Том шел быстрым шагом. Теперь его мысли были свободны, и он больше не мог их контролировать. И делать ничего не надо – только идти вперед: никакой работы, никаких хлопот, даже смотреть не на что, если не считать мрачного леса да мечущихся в свете факела теней. Он будет думать об Агнес, и память уведет его в прошлое, и он улыбнется сам себе и станет рассказывать ей о своих воспоминаниях, а затем мысль о том, что ее больше нет, пронзит наконец физической болью. Он был растерян, словно случилось что-то непостижимое, хотя в ее возрасте женщины нередко умирали родами, оставляя мужей вдовцами. Но такая потеря – тяжелая травма. Люди, потерявшие пальцы на ноге, поначалу спотыкаются, пока снова не научатся ходить. Вот и у Тома было чувство, словно у него отняли часть его существа, и он не мог отделаться от ощущения, что утрата эта невосполнима.
Он попробовал не думать о ней, но мысли упрямо возвращались к предсмертному образу Агнес. Казалось невероятным, что всего несколько часов назад она была жива и вот теперь ее уже нет с ними. Он не мог забыть ее измученное родами лицо и гордую улыбку за новорожденного сына. Вспомнил ее последние слова: «Надеюсь, ты еще построишь свой храм», – и еще: «Построй для меня красивый собор». Она говорила так, будто знала, что умрет.
Он шел вперед, но все чаще думал об оставленном на свежей могиле завернутом в плащ младенце. Возможно, мальчик все еще жив, если только его не почуяла лисица. Однако скоро умрет. Покричит немного, а потом закроет глазки, а пока будет спать, замерзая, жизнь его угаснет.

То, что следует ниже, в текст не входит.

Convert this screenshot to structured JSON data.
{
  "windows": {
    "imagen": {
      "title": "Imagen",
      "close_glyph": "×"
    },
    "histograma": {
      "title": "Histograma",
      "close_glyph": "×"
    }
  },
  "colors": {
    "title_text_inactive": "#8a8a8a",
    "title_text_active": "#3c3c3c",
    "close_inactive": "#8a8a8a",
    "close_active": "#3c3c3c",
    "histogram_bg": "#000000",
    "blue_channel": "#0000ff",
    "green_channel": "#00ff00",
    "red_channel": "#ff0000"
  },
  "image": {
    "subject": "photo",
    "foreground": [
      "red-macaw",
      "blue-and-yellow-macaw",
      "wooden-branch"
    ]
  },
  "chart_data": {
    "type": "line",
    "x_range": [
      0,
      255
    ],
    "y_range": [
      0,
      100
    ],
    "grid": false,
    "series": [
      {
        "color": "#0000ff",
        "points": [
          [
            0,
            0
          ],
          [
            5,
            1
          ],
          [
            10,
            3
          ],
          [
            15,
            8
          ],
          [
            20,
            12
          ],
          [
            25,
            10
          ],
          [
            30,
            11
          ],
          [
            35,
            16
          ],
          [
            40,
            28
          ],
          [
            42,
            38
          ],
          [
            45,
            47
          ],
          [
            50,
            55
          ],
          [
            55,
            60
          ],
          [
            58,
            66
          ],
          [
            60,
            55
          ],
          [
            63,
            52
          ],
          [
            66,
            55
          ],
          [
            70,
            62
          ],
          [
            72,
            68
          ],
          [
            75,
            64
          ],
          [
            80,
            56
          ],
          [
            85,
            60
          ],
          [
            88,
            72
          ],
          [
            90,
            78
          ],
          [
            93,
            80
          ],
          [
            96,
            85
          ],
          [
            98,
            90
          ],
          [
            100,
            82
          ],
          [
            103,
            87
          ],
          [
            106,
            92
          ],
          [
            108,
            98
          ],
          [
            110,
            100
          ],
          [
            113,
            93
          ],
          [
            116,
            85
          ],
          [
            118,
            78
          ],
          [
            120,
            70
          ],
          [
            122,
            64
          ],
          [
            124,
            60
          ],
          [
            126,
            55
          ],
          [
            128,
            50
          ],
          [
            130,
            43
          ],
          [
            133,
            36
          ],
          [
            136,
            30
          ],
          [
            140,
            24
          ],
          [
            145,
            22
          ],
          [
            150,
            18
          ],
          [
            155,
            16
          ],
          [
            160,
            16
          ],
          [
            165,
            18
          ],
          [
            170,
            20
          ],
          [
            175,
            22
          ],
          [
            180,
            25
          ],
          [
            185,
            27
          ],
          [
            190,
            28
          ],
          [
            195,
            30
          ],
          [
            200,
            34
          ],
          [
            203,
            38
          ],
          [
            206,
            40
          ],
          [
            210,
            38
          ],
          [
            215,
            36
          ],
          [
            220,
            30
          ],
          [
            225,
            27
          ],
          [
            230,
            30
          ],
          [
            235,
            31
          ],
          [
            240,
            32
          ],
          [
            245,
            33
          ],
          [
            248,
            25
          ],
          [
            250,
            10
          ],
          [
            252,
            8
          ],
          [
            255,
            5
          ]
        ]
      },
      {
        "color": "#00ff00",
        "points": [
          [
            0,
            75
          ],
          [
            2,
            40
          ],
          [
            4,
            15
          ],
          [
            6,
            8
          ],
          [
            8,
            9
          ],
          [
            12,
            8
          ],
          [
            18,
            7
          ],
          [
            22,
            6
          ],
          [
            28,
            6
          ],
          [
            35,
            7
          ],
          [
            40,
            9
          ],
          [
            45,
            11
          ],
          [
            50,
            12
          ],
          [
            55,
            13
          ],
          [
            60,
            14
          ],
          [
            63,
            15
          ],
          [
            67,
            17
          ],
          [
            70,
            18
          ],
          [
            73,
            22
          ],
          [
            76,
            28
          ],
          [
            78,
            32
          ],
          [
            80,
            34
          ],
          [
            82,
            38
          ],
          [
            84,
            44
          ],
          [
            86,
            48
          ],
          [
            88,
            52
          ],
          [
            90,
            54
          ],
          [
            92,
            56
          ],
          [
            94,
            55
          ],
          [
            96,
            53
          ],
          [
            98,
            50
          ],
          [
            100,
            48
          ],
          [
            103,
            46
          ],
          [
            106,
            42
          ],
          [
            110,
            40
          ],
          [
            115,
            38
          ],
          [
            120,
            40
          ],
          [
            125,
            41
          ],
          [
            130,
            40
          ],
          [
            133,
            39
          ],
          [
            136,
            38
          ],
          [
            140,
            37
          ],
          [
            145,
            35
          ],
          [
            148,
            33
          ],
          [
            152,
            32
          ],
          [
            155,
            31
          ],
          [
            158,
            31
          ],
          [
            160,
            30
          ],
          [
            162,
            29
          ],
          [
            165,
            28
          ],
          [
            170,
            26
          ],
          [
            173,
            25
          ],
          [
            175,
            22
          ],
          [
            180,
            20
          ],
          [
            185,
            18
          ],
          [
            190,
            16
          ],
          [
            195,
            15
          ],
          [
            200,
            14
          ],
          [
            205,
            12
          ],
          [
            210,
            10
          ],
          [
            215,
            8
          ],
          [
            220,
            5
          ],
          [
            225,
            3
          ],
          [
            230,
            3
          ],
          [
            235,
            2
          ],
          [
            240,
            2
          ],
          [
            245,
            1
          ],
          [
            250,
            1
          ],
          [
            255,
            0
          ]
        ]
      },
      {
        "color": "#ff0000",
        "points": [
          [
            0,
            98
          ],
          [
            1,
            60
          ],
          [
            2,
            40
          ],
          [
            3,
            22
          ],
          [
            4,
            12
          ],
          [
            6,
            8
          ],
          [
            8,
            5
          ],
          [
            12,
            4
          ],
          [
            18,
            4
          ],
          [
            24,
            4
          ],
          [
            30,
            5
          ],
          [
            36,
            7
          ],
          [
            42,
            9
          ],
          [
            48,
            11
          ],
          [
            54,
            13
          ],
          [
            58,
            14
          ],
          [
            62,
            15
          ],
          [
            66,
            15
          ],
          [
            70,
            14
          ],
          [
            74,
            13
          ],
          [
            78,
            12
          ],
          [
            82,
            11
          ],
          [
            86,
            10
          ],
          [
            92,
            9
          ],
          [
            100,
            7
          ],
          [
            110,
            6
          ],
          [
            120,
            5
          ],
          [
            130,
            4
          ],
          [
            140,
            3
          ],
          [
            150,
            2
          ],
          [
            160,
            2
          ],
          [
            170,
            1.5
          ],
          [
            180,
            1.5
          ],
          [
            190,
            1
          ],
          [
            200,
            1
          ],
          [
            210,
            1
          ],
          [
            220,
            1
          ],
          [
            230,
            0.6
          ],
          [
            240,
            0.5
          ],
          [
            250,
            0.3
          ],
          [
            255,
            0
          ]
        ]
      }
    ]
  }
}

Если только его не почуяла лисица.
Том ничего не мог сделать для несчастного ребенка. Чтобы выжить, ему нужно молоко, но взять его негде: ни деревни, где можно поискать кормилицу, ни коровы или козы, молоко которых заменит материнское. А у Тома, кроме репы, ничего.
Рассвело. Том все отчетливее осознавал ужас совершенного им поступка. Он знал, такое бывало сплошь и рядом: крестьяне с многочисленным семейством и негодным хозяйством обрекали своих детей на смерть, и священники порой закрывали на это глаза, но Том был не из таких. Он обязан был взять малыша и нести его, пока тот не умрет, а потом похоронить. Пусть в этом не было смысла, все равно он должен был поступить именно так.
Том вдруг понял, что наступил день.
И внезапно остановился.
Дети замерли и выжидающе смотрели на отца. После того что случилось, они были готовы ко всему.
– Я не должен был оставлять ребенка, – сказал Том.
– Но нам нечем его кормить. Он обречен, – заметил Альфред.
– И все-таки я не должен был его оставлять.
– Давай вернемся, – предложила Марта.
Том все еще колебался. Пойти назад значило признать, что совершил грех, бросив новорожденного.
Но ведь это так и есть – он совершил грех.